Yale made an uncalculated liberal mistake. The student newspaper at Yale University retracted corrections it made to an op-ed written by a student that referenced Hamas terrorists raping women and beheading men during its Oct. 7 attack on Israel.
The Yale Daily News had come under fire because its editors inserted an editor's note into the op-ed published last Oct. 13 questioning if the pro-Palestinian student organization was a hate group, and writing that the rapes and beheadings were "unsubstantiated," the Washington Examiner reported.
The columnist, sophomore Sarah Tartak, used a story from The Atlantic, which cited The Times of Israel for its reports of rapes and sexual assaults. The student newspaper then issued a series of corrections using examples from The Forward and The Los Angeles Times as models. The News was wrong to publish the corrections," editor-in-chief Anika Seth wrote in a statement published on the newspaper's website. "By the time of the first correction last Oct. 25, there had been widely reported coverage from outlets such as Reuters publicly verifying that Hamas raped and beheaded Israelis.
"These corrections erroneously created the impression that, as of late October, there still was not enough publicly available evidence for those horrific acts. The News therefore retracts those editor's notes in their entirety and without qualification. The notes have been removed from the columns, and the original text has been restored." Seth wrote the newspaper wasn't trying to "minimize the brutality of Hamas' attack against Israel."
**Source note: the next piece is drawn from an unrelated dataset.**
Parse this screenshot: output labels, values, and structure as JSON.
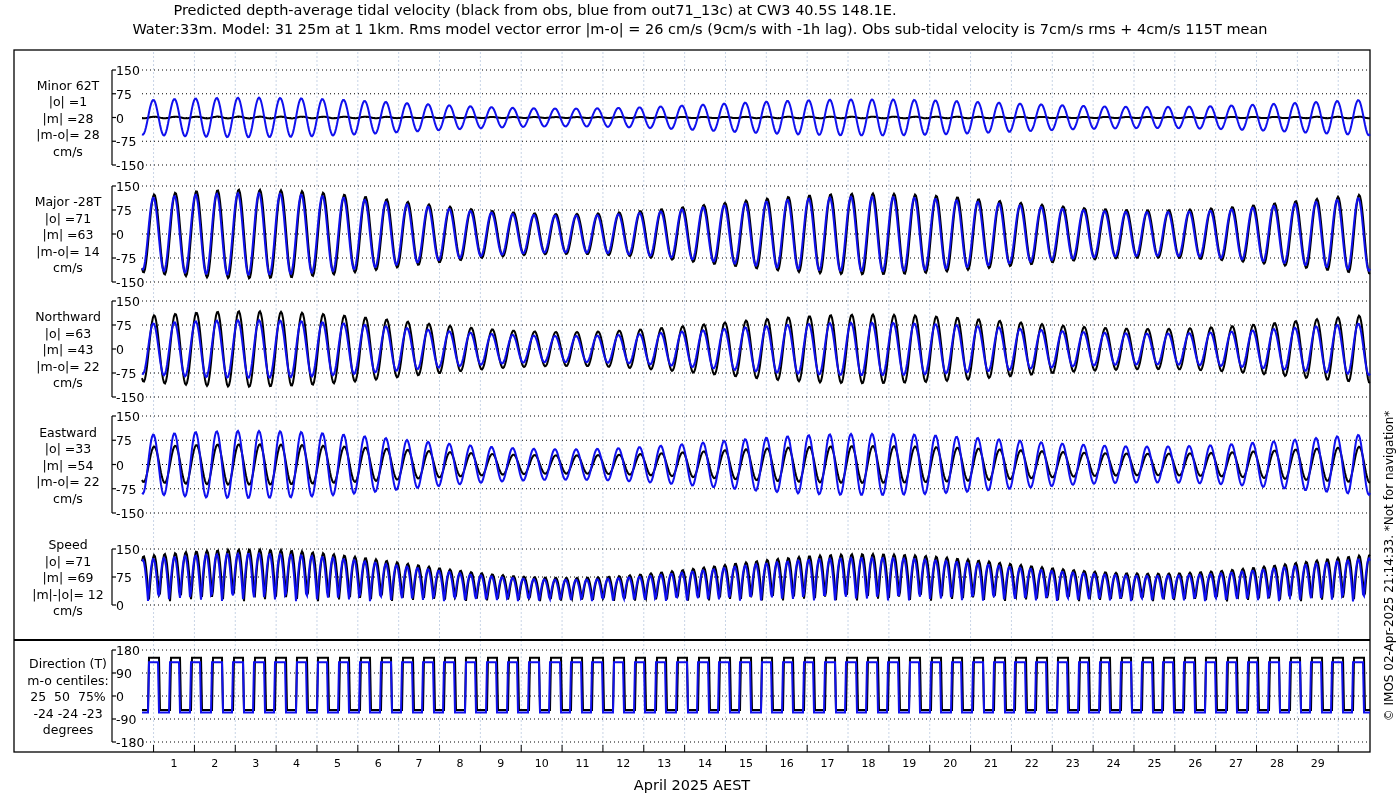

"We are sorry for any unintended consequences to our readership and will ensure that such erroneous and damaging material does not make it into our content, either as opinion or as news," Seth wrote. "Threats of violence leveled against the News, its editors and their families have intensified this week. Threats of this severity are unacceptable in any circumstance. The News remains committed to reporting the facts and to creating a forum for free, fair, and honest campus and community dialogue."